WASHINGTON (CN) – The Supreme Court will decide whether Santander Bank’s collections group can be sued by a class of plaintiffs who claim the company skirted the law while collecting on their delinquent car notes.
The country’s highest court granted the would-be class members’ petition for a writ of certiorari on Friday.
Their order set the stage for a potentially precedent-setting review of a Fourth Circuit ruling that the collections activities of Santander Consumer USA were not governed by the federal Fair Debt Collections Practices Act.
At issue in is the question of whether Santander qualifies as a “debt collector,” which would make them subject to the terms of the FCDPA, or a “creditor,” which would render them immune from the act’s constraints.
Santander was sued in November 2012 by four Maryland residents seeking to represent a class of consumers who were subject to collections activity by the company after having their cars repossessed and sold for non-payment of loans.
According to court documents, CitiFinancial Auto sold the balances owed on the plaintiffs’ car notes for pennies on the dollar to Santander, which then allegedly began to engage in some aggressive collection practices.
The company allegedly misrepresented the amounts it was collecting and communicated directly with consumers it “knew to be represented” by attorneys.
In their lawsuit, lead plaintiffs Ricky Henson, Ian Glover, Karen Pacouloute and Paulette House claim these activities violated the FDCPA.

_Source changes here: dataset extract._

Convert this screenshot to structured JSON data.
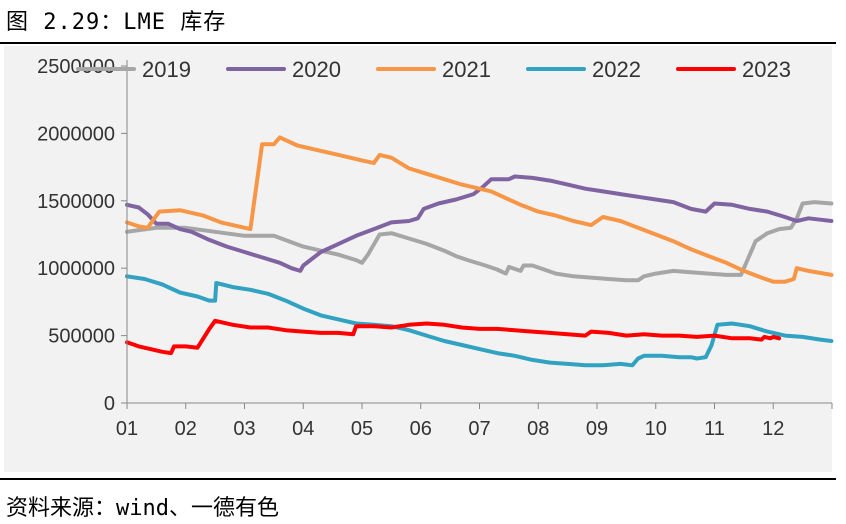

The lower court granted Santander’s motion to dismiss the suit. Its decision stated that Santander owned the debts and was collecting them on its own behalf, therefore making it a creditor rather than a debt collector and freeing it from the boundaries of the FDCPA.
The plaintiffs appealed, contending that the roles of debt collectors and creditors were mutually exclusive under the terms of the Act.
Much of their argument hinged upon an exclusion in the FDCPA’s definition of a debt collector based on whether or not the alleged debts were in default when the collections activity took place.
But the Fourth Circuit dismissed this logic as irrelevant, stating that in order to lean on an exclusion in a clause governing debt collectors, the plaintiffs must first prove that Santander was actually a debt collector, which they did not do.
“Because the complaint does not satisfy any definition of debt collector, the analysis ends, and the exclusion from the definition of debt collector, on which the plaintiffs rely, has no significance,” U.S. Circuit Judge Paul Niemeyer wrote in the March 2016 decision.
When the plaintiffs’ motion for a rehearing was denied, they petitioned the Supreme Court for a writ of certiorari.
The justices said they decided to take up the case because “The courts of appeals are deeply and avowedly divided over whether.purchasers of defaulted debt are covered by the FDCPA. This case presents the Court an opportunity to resolve that important conflict.”